Fontaines manage to sound like no other band but like all of them at the same time. They’re not punk, but they are, it’s not poetry, but it is, it’s not about squealing guitars, thumping bass and drums, but that’s precisely what it’s about. Singer Grian Chatten’s vocals are delivered in a strong Dublin drawl, adding to the lyrics’ conjured images.
Leeds based Crash Records have a glorious recent history of bringing album launches to the city. Few had been as eagerly anticipated as this short 30-minute matinee set at the Brudenell, the crowd queued through the car park, clutching their recent purchased vinyl that also acted as their ticket to a whole different type of daytime activity.
Chatten paces, agitates, chews nails, stares. Then when the music starts all that nervous energy is channelled in only one direction. Lyrics are at times spat out, sung, spoken, depending on the story being told.

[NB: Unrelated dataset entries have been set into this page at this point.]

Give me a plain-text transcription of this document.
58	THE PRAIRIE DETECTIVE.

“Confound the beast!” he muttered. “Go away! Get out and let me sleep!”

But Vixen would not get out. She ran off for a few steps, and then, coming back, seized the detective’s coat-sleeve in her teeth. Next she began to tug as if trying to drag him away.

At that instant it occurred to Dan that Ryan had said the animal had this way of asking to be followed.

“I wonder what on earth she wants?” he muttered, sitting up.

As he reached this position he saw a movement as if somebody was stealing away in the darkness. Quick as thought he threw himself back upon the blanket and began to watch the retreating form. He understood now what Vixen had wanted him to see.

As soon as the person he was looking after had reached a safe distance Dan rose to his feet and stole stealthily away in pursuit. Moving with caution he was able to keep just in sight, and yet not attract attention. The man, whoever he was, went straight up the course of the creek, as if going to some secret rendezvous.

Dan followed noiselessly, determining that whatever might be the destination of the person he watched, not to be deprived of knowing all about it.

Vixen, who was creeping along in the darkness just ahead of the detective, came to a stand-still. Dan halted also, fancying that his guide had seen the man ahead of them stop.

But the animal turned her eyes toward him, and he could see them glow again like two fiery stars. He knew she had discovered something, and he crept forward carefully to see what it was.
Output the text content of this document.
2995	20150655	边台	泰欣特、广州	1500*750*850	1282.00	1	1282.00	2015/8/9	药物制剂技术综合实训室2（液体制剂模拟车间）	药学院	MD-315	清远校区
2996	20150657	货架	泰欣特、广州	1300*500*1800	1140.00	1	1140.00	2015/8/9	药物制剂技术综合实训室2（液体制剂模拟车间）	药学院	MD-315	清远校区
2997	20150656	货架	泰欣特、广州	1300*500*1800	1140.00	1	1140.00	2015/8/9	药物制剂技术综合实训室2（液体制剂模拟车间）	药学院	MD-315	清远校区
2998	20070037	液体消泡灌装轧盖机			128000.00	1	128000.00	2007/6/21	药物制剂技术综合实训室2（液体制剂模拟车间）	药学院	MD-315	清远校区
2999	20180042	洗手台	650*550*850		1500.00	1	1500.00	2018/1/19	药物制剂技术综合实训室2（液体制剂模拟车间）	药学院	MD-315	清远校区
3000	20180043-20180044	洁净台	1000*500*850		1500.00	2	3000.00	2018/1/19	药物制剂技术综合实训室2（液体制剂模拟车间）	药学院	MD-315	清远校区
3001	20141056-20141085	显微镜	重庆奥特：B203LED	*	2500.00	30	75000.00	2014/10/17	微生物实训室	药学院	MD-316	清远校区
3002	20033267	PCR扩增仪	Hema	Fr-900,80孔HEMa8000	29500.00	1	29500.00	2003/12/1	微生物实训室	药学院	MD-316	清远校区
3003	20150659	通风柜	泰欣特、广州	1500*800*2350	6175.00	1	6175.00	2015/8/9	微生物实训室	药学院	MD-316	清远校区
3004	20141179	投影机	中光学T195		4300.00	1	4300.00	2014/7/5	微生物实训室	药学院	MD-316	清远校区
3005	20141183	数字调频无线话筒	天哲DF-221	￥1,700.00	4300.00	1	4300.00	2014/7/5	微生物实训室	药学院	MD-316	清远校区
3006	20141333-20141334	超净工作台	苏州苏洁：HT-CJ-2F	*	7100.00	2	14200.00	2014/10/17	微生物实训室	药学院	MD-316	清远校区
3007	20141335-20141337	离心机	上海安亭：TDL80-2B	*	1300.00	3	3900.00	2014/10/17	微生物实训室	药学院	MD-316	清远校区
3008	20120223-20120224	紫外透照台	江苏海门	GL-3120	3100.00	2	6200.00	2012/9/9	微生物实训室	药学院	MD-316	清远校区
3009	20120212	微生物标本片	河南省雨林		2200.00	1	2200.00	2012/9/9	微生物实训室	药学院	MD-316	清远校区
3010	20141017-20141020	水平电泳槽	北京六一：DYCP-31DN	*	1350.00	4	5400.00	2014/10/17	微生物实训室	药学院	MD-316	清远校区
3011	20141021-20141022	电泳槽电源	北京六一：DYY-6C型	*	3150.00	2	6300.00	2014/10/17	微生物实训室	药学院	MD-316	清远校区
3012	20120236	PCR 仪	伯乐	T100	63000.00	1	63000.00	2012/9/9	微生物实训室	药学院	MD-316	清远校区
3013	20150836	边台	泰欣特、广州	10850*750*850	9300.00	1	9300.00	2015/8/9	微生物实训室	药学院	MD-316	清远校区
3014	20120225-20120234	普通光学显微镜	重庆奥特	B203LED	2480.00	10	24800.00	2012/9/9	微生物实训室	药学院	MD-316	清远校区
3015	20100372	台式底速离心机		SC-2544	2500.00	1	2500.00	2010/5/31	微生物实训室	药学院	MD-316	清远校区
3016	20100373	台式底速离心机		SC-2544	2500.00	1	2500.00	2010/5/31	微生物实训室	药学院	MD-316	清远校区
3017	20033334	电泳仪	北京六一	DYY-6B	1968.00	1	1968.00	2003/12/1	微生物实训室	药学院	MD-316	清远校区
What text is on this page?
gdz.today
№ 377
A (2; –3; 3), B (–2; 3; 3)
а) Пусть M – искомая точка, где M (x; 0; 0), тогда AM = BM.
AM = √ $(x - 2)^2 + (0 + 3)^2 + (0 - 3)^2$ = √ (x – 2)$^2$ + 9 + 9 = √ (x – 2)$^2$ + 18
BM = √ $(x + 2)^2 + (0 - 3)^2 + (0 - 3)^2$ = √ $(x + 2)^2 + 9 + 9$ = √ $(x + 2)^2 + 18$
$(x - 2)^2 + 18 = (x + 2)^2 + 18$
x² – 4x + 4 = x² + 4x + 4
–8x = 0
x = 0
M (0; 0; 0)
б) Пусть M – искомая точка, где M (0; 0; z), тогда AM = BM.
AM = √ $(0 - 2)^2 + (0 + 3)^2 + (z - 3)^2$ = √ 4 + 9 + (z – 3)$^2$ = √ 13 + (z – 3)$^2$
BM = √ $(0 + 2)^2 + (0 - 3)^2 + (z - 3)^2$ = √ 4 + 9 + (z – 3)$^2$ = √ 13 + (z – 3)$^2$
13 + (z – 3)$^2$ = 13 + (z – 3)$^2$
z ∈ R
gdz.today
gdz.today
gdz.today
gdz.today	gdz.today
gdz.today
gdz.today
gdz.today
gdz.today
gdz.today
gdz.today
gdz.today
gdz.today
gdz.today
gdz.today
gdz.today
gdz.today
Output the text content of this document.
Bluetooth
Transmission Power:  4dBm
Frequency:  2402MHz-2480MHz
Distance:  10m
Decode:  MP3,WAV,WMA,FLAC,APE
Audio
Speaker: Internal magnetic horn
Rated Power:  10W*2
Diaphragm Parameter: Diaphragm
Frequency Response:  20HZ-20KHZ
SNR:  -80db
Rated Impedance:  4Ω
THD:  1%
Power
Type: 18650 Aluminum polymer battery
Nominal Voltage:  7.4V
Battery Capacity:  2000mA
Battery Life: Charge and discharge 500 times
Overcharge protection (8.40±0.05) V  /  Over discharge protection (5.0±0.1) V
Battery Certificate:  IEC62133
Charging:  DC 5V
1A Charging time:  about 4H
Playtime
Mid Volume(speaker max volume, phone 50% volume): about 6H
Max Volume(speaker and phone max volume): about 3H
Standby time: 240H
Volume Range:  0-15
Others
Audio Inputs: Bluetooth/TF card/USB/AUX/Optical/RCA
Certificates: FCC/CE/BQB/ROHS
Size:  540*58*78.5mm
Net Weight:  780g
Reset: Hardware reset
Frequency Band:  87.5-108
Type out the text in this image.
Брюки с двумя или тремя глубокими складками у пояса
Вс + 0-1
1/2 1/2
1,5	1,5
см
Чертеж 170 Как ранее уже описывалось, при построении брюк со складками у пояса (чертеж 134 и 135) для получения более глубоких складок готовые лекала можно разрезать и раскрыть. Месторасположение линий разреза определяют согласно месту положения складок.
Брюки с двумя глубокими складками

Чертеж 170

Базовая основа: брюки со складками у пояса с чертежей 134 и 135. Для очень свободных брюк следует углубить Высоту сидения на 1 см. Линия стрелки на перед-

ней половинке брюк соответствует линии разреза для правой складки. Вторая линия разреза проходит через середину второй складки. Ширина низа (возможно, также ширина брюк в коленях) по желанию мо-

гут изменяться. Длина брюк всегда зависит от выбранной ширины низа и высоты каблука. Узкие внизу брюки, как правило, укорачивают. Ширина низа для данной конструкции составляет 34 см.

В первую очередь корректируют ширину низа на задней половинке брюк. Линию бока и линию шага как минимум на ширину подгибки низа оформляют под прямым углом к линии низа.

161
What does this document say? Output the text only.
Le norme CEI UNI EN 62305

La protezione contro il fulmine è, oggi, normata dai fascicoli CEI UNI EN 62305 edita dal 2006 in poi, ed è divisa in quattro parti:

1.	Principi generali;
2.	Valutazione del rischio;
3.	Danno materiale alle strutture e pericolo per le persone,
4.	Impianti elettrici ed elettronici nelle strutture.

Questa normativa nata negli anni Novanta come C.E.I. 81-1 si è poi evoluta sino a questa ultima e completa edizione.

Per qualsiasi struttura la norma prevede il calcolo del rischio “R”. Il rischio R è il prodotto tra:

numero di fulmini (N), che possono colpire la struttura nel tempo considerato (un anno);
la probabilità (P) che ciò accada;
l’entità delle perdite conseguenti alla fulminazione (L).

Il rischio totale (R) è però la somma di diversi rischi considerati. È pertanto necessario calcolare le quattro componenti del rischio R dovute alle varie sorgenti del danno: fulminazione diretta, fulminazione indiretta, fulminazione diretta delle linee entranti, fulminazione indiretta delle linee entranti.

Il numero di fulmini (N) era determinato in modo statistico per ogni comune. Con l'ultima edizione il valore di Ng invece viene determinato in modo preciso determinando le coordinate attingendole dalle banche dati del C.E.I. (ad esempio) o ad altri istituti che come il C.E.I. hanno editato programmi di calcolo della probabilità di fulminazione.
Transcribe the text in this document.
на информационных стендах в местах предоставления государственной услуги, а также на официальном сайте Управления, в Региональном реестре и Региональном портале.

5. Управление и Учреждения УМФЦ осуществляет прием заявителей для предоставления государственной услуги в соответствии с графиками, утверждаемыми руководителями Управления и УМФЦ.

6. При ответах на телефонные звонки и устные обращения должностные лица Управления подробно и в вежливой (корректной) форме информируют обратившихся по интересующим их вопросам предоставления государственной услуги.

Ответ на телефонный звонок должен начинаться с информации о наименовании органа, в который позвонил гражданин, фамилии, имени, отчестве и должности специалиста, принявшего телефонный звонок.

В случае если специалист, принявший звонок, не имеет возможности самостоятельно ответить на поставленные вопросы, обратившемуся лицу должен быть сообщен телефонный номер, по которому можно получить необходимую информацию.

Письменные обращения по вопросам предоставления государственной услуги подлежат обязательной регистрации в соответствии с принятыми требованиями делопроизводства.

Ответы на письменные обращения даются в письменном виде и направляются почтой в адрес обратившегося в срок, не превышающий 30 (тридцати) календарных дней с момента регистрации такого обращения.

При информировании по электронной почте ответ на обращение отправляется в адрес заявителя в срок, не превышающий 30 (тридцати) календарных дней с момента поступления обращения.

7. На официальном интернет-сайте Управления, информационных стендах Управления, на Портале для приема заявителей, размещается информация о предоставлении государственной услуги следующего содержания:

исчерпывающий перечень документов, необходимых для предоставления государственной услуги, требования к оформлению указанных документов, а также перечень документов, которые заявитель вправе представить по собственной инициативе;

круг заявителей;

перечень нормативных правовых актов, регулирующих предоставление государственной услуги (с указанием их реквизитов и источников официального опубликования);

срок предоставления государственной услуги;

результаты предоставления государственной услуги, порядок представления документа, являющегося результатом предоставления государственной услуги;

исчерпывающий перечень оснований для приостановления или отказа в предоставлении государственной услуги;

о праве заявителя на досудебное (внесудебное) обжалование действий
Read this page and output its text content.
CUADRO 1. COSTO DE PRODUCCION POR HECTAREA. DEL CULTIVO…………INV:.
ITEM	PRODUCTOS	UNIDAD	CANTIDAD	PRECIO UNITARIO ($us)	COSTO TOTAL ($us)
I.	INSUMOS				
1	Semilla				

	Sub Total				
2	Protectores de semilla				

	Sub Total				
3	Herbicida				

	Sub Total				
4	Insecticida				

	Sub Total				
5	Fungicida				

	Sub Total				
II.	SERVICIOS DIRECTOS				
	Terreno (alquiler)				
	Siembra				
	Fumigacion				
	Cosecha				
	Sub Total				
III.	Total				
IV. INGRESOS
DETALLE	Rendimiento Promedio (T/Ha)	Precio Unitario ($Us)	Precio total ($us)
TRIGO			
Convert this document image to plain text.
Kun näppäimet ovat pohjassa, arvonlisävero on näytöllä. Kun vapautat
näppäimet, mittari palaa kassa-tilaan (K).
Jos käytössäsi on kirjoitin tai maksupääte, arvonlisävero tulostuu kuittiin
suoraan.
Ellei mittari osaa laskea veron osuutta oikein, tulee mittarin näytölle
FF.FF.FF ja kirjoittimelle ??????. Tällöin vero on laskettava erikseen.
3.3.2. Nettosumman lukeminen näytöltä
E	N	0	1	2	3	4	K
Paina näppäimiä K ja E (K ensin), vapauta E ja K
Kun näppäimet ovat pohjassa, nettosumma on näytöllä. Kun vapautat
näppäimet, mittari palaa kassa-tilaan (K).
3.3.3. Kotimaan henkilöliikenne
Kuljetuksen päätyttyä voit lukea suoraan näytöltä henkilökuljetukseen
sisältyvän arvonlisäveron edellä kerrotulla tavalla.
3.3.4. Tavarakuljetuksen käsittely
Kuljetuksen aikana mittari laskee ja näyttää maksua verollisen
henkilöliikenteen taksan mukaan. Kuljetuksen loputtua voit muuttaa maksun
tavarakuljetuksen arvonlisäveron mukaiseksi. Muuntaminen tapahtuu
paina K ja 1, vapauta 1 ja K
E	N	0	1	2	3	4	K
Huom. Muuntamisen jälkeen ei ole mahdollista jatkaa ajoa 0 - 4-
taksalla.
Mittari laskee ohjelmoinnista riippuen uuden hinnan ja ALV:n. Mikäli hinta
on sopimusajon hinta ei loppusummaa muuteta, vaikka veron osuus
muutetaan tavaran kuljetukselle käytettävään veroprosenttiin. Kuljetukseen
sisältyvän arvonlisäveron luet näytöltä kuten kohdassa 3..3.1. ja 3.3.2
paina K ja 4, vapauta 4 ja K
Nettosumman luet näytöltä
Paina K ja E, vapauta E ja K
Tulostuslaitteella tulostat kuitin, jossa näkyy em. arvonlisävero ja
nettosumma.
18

Despite being virtually impossible to pick highlights from a six song set, Hurricane Laughter and Too Real took on a whole new life.
From the opening siren guitars to the repeated ‘And there is no connection available’ lyric, the former track punches with a ferocity rarely delivered, certainly not over lunch.
Dogrel will long be viewed as an important album, propelling a young band who met at university over a mutual affection for poetry, music and their home city through and ultimately over an industry all too often looking over its shoulder, seeking comfort from reflecting what has gone before.
Fontaines DC couldn’t be further removed from that world, innovating, stridently conveying their message, setting themselves apart in a way that is only just starting to gain momentum.
It’s hard to see anything that could get in their way and bring them to an abrupt halt.